A S C R A P B O O K O F S O L U T I O N S F O R T H E P H O T O G R A P H E R
Enhancing the enjoyment of taking pictures with news that matters, features that entertain and images that delight. Published frequently.
15 February 2016
Quite a weekend, wasn't it? We could all use a day off, don't you think? Except for this holiday note, we plan to take one. We'll call it Presidents' Day, in honor of a couple of chief executives who must have rolled over in their graves this weekend.
As we wrote two years ago in Two Portraits On Presidents' Day, George Washington's portraits were painted while Abraham Lincoln's were photographed. We admired, in that essay, Rembrandt Peale's artistry before beautifying Lincoln's mug shot with Anthropics Pro. Lessons in portraiture.
Today, though, in the dysfunctional spirit of the times, we thought we'd present a George Eastman Museum video on The Abraham Lincoln Plate Negative:
In just five minutes Grant Romer discusses George Eastman House's conservation of the museum's famous Lincoln glass plate negative.

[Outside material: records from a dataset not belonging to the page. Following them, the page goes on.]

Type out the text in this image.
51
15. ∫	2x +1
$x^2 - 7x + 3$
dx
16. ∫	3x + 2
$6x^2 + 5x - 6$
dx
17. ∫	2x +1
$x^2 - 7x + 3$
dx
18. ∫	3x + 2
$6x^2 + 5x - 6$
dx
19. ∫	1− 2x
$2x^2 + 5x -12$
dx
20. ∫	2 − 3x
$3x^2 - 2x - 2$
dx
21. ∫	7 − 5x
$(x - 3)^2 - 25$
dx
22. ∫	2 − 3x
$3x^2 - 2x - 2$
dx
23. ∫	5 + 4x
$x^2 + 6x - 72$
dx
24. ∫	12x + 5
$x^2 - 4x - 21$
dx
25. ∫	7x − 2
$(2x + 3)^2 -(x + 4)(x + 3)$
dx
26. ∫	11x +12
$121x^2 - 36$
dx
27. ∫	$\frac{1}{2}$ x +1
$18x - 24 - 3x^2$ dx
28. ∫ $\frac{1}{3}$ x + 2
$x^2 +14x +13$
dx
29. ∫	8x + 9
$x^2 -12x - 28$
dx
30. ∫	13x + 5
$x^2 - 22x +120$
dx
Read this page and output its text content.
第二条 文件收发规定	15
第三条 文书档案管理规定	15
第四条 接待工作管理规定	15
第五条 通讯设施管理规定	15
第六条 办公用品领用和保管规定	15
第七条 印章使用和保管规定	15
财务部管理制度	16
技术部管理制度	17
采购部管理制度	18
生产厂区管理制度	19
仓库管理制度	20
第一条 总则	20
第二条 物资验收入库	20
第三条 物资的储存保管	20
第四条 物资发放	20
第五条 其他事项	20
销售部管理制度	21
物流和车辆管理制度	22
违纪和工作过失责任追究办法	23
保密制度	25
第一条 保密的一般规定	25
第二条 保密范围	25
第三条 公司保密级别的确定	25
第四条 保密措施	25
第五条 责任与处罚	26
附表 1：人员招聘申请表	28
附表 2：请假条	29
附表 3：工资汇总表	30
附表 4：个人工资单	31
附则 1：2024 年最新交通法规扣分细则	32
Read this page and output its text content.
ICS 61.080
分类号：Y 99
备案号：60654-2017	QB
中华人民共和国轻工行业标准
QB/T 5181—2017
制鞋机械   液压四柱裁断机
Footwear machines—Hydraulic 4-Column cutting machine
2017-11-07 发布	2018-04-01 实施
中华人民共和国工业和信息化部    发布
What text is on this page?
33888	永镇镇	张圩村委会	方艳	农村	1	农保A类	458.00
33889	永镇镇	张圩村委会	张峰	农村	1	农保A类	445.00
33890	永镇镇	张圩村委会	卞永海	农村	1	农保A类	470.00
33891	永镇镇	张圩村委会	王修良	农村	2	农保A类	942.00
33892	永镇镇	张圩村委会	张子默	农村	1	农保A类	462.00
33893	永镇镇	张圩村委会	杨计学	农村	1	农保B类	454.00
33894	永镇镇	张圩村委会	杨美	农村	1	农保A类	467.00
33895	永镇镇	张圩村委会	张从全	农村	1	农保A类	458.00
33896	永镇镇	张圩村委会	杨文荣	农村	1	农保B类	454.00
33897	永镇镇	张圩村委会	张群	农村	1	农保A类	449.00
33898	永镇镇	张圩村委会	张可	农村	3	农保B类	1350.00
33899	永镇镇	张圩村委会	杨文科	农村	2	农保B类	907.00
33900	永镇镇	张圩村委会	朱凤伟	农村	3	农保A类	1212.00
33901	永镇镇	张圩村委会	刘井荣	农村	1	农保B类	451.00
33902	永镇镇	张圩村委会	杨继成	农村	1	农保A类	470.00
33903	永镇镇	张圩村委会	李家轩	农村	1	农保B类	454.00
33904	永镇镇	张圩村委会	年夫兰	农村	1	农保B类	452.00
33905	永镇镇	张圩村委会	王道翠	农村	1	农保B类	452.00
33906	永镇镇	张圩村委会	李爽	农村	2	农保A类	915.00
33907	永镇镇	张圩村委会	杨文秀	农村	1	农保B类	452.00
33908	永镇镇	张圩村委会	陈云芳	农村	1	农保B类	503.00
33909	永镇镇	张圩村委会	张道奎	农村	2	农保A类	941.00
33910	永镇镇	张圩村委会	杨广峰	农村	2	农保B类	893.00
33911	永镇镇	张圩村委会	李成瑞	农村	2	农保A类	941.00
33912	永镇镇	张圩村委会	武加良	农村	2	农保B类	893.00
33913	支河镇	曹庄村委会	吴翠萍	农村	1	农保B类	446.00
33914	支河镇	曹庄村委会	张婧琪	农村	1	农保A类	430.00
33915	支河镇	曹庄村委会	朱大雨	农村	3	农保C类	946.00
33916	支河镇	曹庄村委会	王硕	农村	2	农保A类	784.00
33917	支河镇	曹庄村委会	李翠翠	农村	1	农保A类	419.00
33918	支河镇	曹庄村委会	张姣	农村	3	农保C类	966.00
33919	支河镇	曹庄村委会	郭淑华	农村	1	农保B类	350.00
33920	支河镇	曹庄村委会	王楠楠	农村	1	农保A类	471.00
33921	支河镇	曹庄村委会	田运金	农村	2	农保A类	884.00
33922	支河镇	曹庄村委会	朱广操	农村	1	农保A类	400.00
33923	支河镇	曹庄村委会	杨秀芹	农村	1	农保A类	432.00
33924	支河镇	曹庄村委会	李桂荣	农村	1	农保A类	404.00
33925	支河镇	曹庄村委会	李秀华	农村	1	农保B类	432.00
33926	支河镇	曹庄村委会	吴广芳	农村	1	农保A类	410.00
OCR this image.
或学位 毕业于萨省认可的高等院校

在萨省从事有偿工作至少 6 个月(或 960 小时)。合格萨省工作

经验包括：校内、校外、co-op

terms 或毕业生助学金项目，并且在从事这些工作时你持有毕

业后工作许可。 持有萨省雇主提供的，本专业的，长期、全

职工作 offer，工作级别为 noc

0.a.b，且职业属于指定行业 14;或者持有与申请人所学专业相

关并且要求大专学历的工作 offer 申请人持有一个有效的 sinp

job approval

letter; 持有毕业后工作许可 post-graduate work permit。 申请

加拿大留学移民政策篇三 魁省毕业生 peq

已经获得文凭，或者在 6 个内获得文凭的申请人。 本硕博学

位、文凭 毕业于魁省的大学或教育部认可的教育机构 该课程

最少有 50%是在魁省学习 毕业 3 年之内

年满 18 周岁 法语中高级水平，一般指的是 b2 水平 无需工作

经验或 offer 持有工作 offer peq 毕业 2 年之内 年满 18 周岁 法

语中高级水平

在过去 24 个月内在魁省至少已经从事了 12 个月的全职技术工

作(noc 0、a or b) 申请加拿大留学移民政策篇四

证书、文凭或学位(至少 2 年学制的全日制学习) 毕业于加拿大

It's an image of Lincoln before he was President, one of his favorites. "That looks better and expresses me better than any I have ever seen," Lincoln said. "If it pleases the people, I am satisfied."
William Herndon, who was Lincoln's law partner, expressed a more detailed appreciation of the portrait. "There is a peculiar curve of the lower lip, the lone mole on the right cheek, and a pose of the head so essentially Lincolnian," he said. "No other artist has ever caught it."
It was one of three taken in the late 1850s by Alexander Hesler. The Smithsonian has one of the originals, but the glass was shattered when the original glass plate was mailed in a more innocent age.
What the George Eastman House has is a copy of that glass negative, but it too is broken. "It's literally a puzzle," Romer says. Solving the puzzle requires repairing it but conservation requires it be repaired in a way that can be undone.
That would call for your favorite image editing software, we think, rather than Super Glue. But it's complicated. You need someone who knows about glass negatives and adhesives.
Don't worry, all the President's men and all of his horses do manage to put young Mr. Lincoln back together again at the end of the clip. And here's an even nicer reconstruction.
If only it were as easy to restore every precious thing that shatters.